Our strategy aims at enhancing the step of intracellular peptide transport into the endoplasmic reticulum by the TAP transporters to increase presentation of peptides to cytotoxic T cells. While the selectivity of the TAP pumps has been known for some time, a possible benefit of modulating TAP affinity for enhancing peptide presentation has so far neither been proposed nor tested. We have analyzed the effect of defined aminoterminal extensions on the efficiency of TAP transport and of presentation to T cells of several epitopes.
In these studies, we have defined several sequences of between 1 and 3 residues that, upon addition to the aminoterminus of a peptide, increase TAP transporter affinity dramatically for all tested peptides. Moreover, for several epitopes, we have demonstrated that such extensions lead to highly efficient and increased epitope presentation to T lymphocytes. For peptide epitoeps with low TAP affinities, standard 3-amino acid extensions can be used that universalle enhcance TAP affinity. For peptides with intermediate TAP afffinity, individually designed extenions by one or two residues are preferrable.

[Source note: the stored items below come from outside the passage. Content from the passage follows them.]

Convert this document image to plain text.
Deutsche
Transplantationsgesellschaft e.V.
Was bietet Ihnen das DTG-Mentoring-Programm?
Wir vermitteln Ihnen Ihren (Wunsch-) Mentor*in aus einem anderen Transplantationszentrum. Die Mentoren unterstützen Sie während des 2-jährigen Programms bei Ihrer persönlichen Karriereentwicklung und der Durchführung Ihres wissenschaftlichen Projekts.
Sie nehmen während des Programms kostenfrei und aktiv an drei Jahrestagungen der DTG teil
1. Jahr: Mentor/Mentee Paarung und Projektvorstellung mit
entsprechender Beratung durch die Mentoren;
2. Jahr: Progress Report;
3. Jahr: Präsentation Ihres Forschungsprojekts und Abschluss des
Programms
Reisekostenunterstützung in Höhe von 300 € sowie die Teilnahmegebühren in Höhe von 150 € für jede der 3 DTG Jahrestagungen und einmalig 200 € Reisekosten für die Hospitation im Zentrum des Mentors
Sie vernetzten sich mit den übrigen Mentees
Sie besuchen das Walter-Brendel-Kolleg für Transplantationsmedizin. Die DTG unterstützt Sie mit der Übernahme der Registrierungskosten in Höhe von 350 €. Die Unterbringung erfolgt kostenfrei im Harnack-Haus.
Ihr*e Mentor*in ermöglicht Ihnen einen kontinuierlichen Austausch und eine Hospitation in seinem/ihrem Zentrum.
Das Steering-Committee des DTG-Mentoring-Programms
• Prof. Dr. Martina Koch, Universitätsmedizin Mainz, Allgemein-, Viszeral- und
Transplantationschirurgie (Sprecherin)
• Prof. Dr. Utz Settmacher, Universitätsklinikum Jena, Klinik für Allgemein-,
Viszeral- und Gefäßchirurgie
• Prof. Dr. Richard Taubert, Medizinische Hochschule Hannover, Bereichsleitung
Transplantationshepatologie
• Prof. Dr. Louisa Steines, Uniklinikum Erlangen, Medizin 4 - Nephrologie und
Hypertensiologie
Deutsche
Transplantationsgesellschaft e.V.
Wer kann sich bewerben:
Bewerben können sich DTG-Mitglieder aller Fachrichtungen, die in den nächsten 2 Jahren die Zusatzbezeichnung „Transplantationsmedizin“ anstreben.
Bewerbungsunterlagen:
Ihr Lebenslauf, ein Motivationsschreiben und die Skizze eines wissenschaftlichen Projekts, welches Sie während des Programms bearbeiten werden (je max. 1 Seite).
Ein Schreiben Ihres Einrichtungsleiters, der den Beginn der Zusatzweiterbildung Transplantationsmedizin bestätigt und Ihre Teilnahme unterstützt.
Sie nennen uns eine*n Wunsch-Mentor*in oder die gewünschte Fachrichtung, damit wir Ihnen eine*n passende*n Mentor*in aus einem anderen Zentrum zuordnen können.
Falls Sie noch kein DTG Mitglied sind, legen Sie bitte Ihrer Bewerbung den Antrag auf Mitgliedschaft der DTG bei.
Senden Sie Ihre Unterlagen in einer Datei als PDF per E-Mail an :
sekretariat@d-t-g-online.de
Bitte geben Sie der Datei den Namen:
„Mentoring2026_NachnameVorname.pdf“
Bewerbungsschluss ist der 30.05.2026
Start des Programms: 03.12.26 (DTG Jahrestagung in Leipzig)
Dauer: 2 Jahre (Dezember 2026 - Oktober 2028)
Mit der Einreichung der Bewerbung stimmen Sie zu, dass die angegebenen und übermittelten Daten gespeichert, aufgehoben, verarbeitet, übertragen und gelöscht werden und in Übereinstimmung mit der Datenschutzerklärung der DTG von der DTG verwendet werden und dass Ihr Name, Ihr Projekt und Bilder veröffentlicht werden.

The mentioned extensions can be added to single epitopes but also used as linkers between two epitopes in synthetic poly-epitopes. Sequences designed to link poly-epitopes are also designed to minimize cleavage by cytosolic proteases (proteasome) within or after the linker but to increase cleavage before the linker. Such linkers are therefore designed to ensure optimal release from poly-epitopes of individual peptides in a form providing efficient access to the ER.